In 2011, the same year the UN adopted resolution 65/309, the Organization for Economic Co-operation and Development (OECD) launched a happiness project titled the OECD Better Life Initiative. Two years later, they published guidelines to measuring subjective well-being using eleven variables, with the goal of helping national statistical agencies with measuring and improving cross-country comparability. The OECD guidelines grapple with the definition of subjective well-being, stating that it “covers a wider range of concepts than just happiness,” including a person’s life evaluation, affect (or emotional states), and eudaimonia – sense of meaning and purpose.

OECD Better Life Index - countries’ ranking changes according to the importance attributed to the different variables

OECD Better Life Index - countries’ ranking changes according to the importance attributed to the different variables

Subjective individual preferences and utility are central concepts in the study of economics, yet measures of GDP per capita dominate international discussions of development and quality of life. Using happiness as an indicator signals what policymakers deem most important, and can also subvert traditional narratives of development. The happiness metric asks: what if there was another way to describe development in terms of social well-being? However, there is still debate over the usefulness of happiness indexes as a tool for policy.

Some economists suggest it is possible to increase someone’s reported well-being while making them worse off in terms of utility. Because observed choices are not always made in the pursuit of happiness, this demonstrates that people have other objectives than maximizing their happiness – utility does not equate to happiness. Therefore, given scarce resources, a push to improve happiness re-allocates efforts from other goals. Economists Glaeser, Gottlieb and Ziv propose that in light of recent research on happiness and utility, welfare economics “does not justify happiness maximization as a policy goal.”

If you look at the UN’s world happiness rankings, you’ll notice a correlation between per capita wealth and ranking – but it isn’t consistent. Wealthy countries do top the global rankings but at a certain point, increasing wealth no longer implies increased happiness. This suggests what most of us know to be true: money can buy happiness – but with decreasing marginal returns. In an article on GDP and life satisfaction, economists Eugenio Proto and Aldo Rustichini find evidence that the positive relationship between higher national income and higher national life satisfaction flattens out around an average income of $30,000 to $35,000 – and becomes negative beyond that point. This phenomenon has been widely studied, notably by American economist Richard Easterlin in the 1970’s, who showed that average happiness in the United States was failing to keep up with rapidly increasing national income. This is significant because national economic policymaking often presupposes the positive correlation of national income and national happiness.

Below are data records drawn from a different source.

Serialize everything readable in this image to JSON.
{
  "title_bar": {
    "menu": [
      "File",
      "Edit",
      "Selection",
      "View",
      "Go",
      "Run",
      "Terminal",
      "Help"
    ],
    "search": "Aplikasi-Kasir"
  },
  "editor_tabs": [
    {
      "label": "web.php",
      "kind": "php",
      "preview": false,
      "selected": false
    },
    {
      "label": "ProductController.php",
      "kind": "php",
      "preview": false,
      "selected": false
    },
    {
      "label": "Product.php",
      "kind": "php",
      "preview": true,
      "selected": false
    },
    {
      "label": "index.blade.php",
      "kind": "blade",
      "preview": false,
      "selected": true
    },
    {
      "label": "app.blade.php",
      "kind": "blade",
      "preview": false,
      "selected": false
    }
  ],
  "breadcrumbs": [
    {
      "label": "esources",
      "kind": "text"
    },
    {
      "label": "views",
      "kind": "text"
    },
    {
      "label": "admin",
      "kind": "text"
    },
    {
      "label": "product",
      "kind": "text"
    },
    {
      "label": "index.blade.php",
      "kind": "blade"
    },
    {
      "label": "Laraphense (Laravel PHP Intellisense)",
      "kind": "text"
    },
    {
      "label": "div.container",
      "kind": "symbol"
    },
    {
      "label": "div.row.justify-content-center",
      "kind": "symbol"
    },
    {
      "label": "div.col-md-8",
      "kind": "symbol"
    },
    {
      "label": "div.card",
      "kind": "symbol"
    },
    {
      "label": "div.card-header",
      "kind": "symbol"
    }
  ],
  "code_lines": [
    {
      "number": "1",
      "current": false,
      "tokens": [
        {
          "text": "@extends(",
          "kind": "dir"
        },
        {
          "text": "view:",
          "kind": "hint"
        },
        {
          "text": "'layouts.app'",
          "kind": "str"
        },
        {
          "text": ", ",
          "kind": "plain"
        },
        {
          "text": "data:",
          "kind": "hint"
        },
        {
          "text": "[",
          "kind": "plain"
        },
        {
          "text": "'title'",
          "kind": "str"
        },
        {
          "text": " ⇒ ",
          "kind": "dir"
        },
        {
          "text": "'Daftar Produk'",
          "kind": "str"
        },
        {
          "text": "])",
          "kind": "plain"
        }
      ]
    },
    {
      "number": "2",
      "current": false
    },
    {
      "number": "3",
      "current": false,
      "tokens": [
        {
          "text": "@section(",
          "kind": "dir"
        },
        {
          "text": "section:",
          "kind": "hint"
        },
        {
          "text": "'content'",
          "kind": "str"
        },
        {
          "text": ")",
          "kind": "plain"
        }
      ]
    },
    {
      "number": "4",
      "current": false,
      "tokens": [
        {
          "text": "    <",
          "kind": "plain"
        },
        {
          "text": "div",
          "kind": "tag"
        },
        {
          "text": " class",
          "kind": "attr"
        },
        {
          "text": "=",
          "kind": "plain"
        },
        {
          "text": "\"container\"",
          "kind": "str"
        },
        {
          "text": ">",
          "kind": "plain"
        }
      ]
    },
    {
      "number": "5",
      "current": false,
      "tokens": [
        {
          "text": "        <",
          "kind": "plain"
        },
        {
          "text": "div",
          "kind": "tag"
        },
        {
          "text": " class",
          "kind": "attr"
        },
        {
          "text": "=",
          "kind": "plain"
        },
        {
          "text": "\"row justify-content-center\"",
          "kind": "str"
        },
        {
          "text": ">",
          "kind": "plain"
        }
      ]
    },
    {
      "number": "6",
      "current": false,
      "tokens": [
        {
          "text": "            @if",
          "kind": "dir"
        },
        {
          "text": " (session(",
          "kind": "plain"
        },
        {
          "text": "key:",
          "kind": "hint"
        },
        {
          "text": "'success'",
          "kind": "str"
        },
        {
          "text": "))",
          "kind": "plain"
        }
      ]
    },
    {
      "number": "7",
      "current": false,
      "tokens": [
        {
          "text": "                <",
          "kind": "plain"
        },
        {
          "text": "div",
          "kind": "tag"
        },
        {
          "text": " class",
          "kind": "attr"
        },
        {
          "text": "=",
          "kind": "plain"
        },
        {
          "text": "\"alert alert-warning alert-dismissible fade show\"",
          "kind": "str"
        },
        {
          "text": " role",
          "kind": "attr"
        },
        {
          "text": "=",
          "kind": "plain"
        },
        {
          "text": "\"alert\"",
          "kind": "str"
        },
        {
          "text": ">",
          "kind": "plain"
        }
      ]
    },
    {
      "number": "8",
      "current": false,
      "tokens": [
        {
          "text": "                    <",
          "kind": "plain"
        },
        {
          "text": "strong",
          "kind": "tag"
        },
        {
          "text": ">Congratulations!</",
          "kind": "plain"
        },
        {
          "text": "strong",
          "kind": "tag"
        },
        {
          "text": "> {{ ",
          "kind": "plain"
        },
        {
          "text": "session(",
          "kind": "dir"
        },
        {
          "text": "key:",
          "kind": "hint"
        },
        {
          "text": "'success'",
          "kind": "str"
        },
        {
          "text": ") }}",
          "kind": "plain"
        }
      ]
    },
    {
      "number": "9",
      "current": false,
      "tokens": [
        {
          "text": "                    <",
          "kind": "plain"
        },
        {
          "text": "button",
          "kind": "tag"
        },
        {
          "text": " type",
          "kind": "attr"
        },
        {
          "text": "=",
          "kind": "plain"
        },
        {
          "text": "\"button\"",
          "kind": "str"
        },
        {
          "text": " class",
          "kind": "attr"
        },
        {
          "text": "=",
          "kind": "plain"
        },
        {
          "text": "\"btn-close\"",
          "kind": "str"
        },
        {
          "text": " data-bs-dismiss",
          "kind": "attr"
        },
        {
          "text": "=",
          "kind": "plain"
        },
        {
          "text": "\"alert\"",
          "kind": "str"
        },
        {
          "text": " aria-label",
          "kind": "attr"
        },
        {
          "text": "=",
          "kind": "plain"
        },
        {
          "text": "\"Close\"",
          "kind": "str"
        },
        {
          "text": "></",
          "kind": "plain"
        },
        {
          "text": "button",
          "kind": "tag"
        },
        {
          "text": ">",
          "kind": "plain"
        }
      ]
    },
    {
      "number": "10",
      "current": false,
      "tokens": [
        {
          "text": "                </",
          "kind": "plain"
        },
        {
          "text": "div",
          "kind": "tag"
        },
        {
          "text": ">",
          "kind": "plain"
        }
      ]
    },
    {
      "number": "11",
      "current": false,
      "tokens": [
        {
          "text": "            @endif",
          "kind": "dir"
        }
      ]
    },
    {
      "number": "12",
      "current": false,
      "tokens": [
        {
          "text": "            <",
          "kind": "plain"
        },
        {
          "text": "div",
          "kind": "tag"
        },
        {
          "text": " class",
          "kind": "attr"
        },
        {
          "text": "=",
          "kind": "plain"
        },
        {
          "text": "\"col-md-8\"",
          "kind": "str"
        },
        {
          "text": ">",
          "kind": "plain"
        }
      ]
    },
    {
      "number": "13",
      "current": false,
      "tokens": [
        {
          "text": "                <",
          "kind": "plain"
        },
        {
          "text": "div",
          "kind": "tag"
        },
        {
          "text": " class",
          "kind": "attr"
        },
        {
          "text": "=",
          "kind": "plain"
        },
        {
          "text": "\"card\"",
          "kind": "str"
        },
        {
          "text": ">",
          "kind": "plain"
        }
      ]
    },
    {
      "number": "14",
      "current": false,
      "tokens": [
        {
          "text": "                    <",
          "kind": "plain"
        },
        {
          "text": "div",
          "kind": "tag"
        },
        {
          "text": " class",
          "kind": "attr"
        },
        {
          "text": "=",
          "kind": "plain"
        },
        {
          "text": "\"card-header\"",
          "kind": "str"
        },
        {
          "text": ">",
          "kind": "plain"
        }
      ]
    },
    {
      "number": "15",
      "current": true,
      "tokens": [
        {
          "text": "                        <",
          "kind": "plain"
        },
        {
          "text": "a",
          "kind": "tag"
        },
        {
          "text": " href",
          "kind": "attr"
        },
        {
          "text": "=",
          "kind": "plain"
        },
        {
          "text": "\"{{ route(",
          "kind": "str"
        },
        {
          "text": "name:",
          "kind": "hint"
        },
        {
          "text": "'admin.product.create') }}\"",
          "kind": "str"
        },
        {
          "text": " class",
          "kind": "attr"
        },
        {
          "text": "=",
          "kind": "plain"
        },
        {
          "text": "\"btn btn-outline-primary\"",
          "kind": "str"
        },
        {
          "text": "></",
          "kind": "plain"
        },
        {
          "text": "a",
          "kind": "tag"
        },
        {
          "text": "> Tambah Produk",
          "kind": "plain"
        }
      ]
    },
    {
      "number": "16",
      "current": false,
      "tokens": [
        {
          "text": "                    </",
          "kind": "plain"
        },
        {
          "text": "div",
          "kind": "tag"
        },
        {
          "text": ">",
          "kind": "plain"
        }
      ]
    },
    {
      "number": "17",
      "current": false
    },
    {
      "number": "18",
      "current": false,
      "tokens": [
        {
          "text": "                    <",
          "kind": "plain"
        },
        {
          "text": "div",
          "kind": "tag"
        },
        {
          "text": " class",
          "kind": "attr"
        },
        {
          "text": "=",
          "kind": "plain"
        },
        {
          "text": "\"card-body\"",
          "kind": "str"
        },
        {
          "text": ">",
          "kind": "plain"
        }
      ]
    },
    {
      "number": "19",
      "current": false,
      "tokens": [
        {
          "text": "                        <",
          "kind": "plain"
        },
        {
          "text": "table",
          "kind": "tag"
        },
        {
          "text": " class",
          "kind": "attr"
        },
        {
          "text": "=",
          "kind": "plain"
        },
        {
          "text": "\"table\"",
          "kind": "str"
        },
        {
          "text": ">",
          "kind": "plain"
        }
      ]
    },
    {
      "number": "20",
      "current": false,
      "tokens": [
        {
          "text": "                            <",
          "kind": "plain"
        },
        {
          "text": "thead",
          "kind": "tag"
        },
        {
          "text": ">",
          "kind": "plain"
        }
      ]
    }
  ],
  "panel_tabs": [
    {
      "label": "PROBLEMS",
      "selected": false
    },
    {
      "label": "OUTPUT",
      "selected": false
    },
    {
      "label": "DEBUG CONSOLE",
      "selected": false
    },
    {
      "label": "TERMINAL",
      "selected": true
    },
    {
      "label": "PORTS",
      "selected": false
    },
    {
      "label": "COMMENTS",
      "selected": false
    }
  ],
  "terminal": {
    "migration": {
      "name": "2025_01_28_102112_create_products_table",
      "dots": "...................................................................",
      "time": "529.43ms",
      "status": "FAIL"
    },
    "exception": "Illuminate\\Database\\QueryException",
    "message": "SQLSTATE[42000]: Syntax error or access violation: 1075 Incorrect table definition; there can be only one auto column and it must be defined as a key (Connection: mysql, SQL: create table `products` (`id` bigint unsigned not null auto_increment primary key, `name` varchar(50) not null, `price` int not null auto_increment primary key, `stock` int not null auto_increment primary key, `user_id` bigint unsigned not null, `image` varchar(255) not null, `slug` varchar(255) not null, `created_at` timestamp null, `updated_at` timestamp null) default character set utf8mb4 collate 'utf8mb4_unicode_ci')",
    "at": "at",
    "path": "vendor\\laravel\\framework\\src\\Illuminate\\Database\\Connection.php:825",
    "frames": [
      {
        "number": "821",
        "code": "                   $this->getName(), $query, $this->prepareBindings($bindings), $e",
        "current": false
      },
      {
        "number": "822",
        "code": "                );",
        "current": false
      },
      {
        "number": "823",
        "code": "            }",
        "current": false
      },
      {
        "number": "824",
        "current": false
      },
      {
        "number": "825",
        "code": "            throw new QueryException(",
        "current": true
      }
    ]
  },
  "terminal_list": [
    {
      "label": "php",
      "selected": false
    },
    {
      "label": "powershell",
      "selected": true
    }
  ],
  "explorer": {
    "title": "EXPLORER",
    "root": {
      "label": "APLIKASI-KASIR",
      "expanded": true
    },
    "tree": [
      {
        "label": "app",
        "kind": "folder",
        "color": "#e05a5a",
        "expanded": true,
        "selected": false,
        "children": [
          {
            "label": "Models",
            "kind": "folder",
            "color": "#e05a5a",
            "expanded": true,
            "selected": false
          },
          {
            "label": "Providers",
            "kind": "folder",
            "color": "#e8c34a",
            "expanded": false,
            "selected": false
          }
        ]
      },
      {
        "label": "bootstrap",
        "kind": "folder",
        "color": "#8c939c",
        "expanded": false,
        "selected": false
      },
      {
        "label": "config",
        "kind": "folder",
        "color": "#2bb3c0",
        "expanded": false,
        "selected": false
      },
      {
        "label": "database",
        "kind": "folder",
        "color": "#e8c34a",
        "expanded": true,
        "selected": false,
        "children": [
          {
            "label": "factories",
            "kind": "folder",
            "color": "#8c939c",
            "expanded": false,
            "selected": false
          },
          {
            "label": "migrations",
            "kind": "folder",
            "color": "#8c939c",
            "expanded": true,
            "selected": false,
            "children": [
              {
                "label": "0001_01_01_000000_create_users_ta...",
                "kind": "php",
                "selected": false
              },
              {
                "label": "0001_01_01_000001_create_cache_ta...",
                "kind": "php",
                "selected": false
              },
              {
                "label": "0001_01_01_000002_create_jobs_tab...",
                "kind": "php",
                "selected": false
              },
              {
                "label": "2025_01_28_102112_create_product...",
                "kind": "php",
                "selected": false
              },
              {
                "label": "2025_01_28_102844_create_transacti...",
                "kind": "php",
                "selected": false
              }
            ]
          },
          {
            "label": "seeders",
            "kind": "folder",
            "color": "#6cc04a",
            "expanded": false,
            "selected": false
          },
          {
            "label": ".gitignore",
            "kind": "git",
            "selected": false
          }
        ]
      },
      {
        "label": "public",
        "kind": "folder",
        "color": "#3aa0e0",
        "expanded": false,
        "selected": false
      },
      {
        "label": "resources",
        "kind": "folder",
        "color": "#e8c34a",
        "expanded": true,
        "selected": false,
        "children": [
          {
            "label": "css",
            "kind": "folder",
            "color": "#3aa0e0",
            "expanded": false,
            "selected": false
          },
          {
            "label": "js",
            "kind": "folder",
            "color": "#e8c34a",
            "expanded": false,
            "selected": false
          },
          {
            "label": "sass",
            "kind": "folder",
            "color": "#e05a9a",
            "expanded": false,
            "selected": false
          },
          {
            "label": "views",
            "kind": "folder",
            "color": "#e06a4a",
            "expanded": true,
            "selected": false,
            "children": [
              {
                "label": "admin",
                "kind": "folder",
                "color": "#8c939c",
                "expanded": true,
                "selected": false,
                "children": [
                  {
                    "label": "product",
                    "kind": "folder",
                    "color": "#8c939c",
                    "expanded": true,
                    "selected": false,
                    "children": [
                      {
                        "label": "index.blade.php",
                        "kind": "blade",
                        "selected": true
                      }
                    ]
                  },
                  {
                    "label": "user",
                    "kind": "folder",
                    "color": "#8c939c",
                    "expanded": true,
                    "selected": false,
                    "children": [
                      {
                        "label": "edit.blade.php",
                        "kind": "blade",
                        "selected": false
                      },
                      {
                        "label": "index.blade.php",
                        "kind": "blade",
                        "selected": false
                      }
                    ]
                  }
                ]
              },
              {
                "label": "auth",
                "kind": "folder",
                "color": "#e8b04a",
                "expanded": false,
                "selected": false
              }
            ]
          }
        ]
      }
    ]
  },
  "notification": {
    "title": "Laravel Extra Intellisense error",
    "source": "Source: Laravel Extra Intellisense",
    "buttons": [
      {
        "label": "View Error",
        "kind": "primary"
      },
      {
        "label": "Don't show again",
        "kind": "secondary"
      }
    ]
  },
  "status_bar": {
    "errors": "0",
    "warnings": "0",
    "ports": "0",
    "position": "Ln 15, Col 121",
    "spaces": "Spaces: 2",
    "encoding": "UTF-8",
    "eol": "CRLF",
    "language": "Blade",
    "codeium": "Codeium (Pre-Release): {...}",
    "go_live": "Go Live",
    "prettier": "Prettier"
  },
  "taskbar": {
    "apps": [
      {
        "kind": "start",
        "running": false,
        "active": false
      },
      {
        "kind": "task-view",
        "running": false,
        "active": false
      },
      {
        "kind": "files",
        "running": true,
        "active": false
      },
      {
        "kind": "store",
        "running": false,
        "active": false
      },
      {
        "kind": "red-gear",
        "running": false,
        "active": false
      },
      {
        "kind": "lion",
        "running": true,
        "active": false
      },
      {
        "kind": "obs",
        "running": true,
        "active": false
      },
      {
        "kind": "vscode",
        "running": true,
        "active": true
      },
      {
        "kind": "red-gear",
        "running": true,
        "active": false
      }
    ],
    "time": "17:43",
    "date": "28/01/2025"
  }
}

If measurements like GDP can’t account for the full complexity of societal wellbeing, what can? While happiness measurements were meant to fill this epistemological void, evidence from welfare economists suggests we have yet to find our statistical panacea. Perhaps the problem with happiness lies not in its fundamental worth as a goal of development policy, but in how accurately it reflects the subjective measure of what people want, which might limit the usefulness of happiness levels as a national policy target. One thing is certain: public policy has been, and will continue to be, impacted by rising global interest in the economics of happiness. However, the long-term effectiveness of chasing increases in subjective well-being remains to be seen.